Sur l’unité de temps, voici ce que dit également Victor Hugo :

L’unité de temps n’est pas plus solide que l’unité de lieu. L’action, encadrée de force dans les vingt-quatre heures, est aussi ridicule qu’encadrée dans le vestibule. Toute action a sa durée propre comme son lieu particulier. Verser la même dose de temps à tous les événements ! appliquer la même mesure sur tout ! On rirait d’un cordonnier qui voudrait mettre le même soulier à tous les pieds. Croiser l’unité de temps à l’unité de lieu comme les barreaux d’une cage, et y faire pédantesquement entrer, de par Aristote, tous ces faits, tous ces peuples, toutes ces figures que la providence déroule à si grandes masses dans la réalité ! c’est mutiler hommes et choses, c’est faire grimacer l’histoire. Disons mieux : tout cela mourra dans l’opération ; et c’est ainsi que les mutilateurs dogmatiques arrivent à leur résultat ordinaire : ce qui était vivant dans la chronique est mort dans la tragédie. Voilà pourquoi, bien souvent, la cage des unités ne renferme qu’un squelette.

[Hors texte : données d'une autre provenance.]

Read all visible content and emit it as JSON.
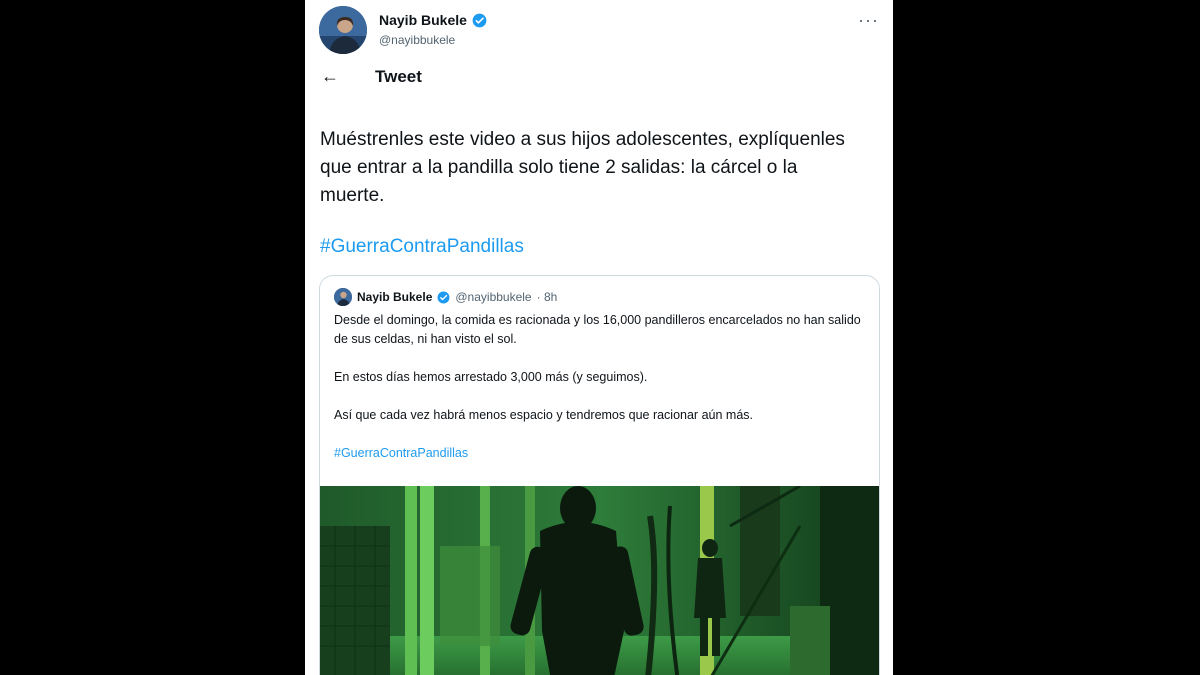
{
  "author": {
    "name": "Nayib Bukele",
    "handle": "@nayibbukele"
  },
  "header": {
    "back_icon": "arrow-left-icon",
    "title": "Tweet",
    "more_icon": "more-horizontal-icon"
  },
  "tweet": {
    "text": "Muéstrenles este video a sus hijos adolescentes, explíquenles que entrar a la pandilla solo tiene 2 salidas: la cárcel o la muerte.",
    "hashtag": "#GuerraContraPandillas"
  },
  "quoted_tweet": {
    "name": "Nayib Bukele",
    "handle": "@nayibbukele",
    "time": "· 8h",
    "paragraphs": [
      "Desde el domingo, la comida es racionada y los 16,000 pandilleros encarcelados no han salido de sus celdas, ni han visto el sol.",
      "En estos días hemos arrestado 3,000 más (y seguimos).",
      "Así que cada vez habrá menos espacio y tendremos que racionar aún más."
    ],
    "hashtag": "#GuerraContraPandillas"
  },
  "colors": {
    "link": "#1d9bf0",
    "text": "#0f1419",
    "muted": "#536471",
    "video_green": "#2f8a3a"
  }
}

Et puis si vingt-quatre heures peuvent être comprises dans deux, il sera logique que quatre heures puissent en contenir quarante-huit. L’unité de Shakespeare ne sera donc pas l’unité de Corneille. Pitié !

(Victor Hugo, Préface de Cromwell, 1827)

Que faut-il penser des railleries de Victor Hugo, et, d’une façon générale, des arguments avec lesquels on a attaqué la règle des trois unités?

Cette règle est-elle raisonnable? Est-elle absurde? Il faut bien convenir d’abord que les Anciens, dont on a si souvent invoqué l’autorité pour la soutenir, ne l’ont pas toujours pratiquée. C’est ainsi que dans Les Euménides d’Eschyle, par exemple, la première partie du drame se passe à Delphes dans le temple d’Apollon, tandis que la dernière partie se déroule à Athènes, devant la colline d’Arès.

De nos jours, si quelques auteurs l’appliquent inconsciemment, un grand nombre d’entre eux n’en tient nul compte.

Aussi cette règle peut-elle paraître, au premier abord, un précepte arbitraire et tyrannique, propre entraver l’heureuse initiative des dramaturges.

En réalité il n’en est rien. Il se peut bien, à la vérité, qu’actuellement elle ne s’impose plus comme par le passé. Il n’en est pas moins vrai qu’elle a plutôt favorisé en France l’établissement de la tragédie classique, en contraignant nos poètes à ramasser et à condenser l’action auparavant éparse et diffuse.